Evaporated milk is a fantastic example of a successful industrialized food product. It's essentially just milk dried into a paste and, in the process, pasteurized. All you have to do is add water and, behold, you've got yourself some reconstituted milk. (Condensed milk is roughly the same idea, only with a whole lot more sugar added.) It's not perfect, but it gets the job done, which is why the U.S. government purchased a lot of condensed milk for Union Army field rations.

But great ideas often lead to terrible ones— in this case, the Essence of Coffee. Food engineers wondered, "Hey, if we can successfully evaporate a glass of milk, then why not an entire cup of coffee?"

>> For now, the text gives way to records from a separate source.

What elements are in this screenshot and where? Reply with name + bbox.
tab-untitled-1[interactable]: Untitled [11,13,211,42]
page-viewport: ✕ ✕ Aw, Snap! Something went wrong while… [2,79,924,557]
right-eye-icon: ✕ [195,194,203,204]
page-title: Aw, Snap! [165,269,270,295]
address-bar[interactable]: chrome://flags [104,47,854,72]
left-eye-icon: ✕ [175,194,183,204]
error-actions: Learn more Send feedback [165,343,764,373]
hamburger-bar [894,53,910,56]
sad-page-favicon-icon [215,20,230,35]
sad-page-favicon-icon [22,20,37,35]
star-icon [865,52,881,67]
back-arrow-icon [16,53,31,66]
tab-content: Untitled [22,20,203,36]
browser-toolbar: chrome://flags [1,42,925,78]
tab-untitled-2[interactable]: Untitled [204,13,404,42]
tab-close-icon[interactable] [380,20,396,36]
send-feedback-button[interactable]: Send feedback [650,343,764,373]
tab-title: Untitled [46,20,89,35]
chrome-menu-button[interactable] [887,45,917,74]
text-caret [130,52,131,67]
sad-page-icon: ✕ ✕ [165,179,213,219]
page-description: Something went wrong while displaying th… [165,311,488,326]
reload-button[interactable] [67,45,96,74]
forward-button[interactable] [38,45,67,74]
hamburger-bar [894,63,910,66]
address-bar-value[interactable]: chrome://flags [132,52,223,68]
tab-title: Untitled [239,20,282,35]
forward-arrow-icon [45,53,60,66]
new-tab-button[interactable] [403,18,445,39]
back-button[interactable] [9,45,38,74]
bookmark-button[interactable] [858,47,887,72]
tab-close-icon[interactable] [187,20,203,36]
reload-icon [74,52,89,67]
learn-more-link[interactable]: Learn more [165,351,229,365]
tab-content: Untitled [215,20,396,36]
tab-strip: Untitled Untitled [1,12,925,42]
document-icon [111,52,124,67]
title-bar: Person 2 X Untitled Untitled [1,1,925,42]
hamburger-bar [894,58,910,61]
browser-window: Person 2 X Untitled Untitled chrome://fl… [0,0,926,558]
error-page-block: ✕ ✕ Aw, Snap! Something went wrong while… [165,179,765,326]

This was no trivial matter. The Union Army thrived on coffee, as Jon Grinspan explained in his New York Times article "How Coffee Fueled the Civil War." It was their "nerve tonic" and sustainer. Gen. Benjamin Butler even considered it a decisive strategic factor, notes Grinspan. The modernization of coffee was nothing short of the modernization of the war effort itself.

And so George Hummel unleashed the Essence of Coffee on an unsuspecting world, evaporating vast quantities of coffee — complete with Borden's condensed milk and sugar — into what is often described as a thick, brown sludge or a noxious, black grease. By all accounts, Union soldiers abhorred the stuff, and these were men who, according to Grinspan, would brew coffee with water from "brackish bays and Mississippi mud, liquid their horses would not drink" if that's what it took to sharpen their nerves and minds on the whetstone of holy caffeine.

Despite the label's insistence that the product was "celebrated" and "more wholesome than pure coffee," the Essence of Coffee tested even the standards of these hardened soldiers. If that weren't bad enough, the men's already super-charged bowels were sometimes further corrupted by spoiled milk sold by sketchy dairymen, according to writer David A. Norris. So attempts to cut the reconstituted essence with "fresh" milk could prove a risky gamble.

The Essence of Coffee was soon removed as a ration, but its reputation lingered, according to John D. Wright, author of "The Language of the Civil War." In recent years, a few determined (and potentially masochistic) Civil War re-enactors have attempted to recreate the stuff with mixed results. While some claim to have improved on the recipe and concocted something "really quite good," others report the creation of a tough taffy that must be broken up with a rifle butt on cold days before boiling.

Can anything good be said for the Essence of Coffee? According to historian James T. Hickey, first lady Mary Todd Lincoln may have incorporated the stuff into a high-caffeine, molasses-sweetened concoction to treat her frequent migraines. Plus, Union soldiers who could stomach the stuff undoubtedly got their fix, a jolt of psychoactive stimulation that helped push them toward victory in the War Between the States.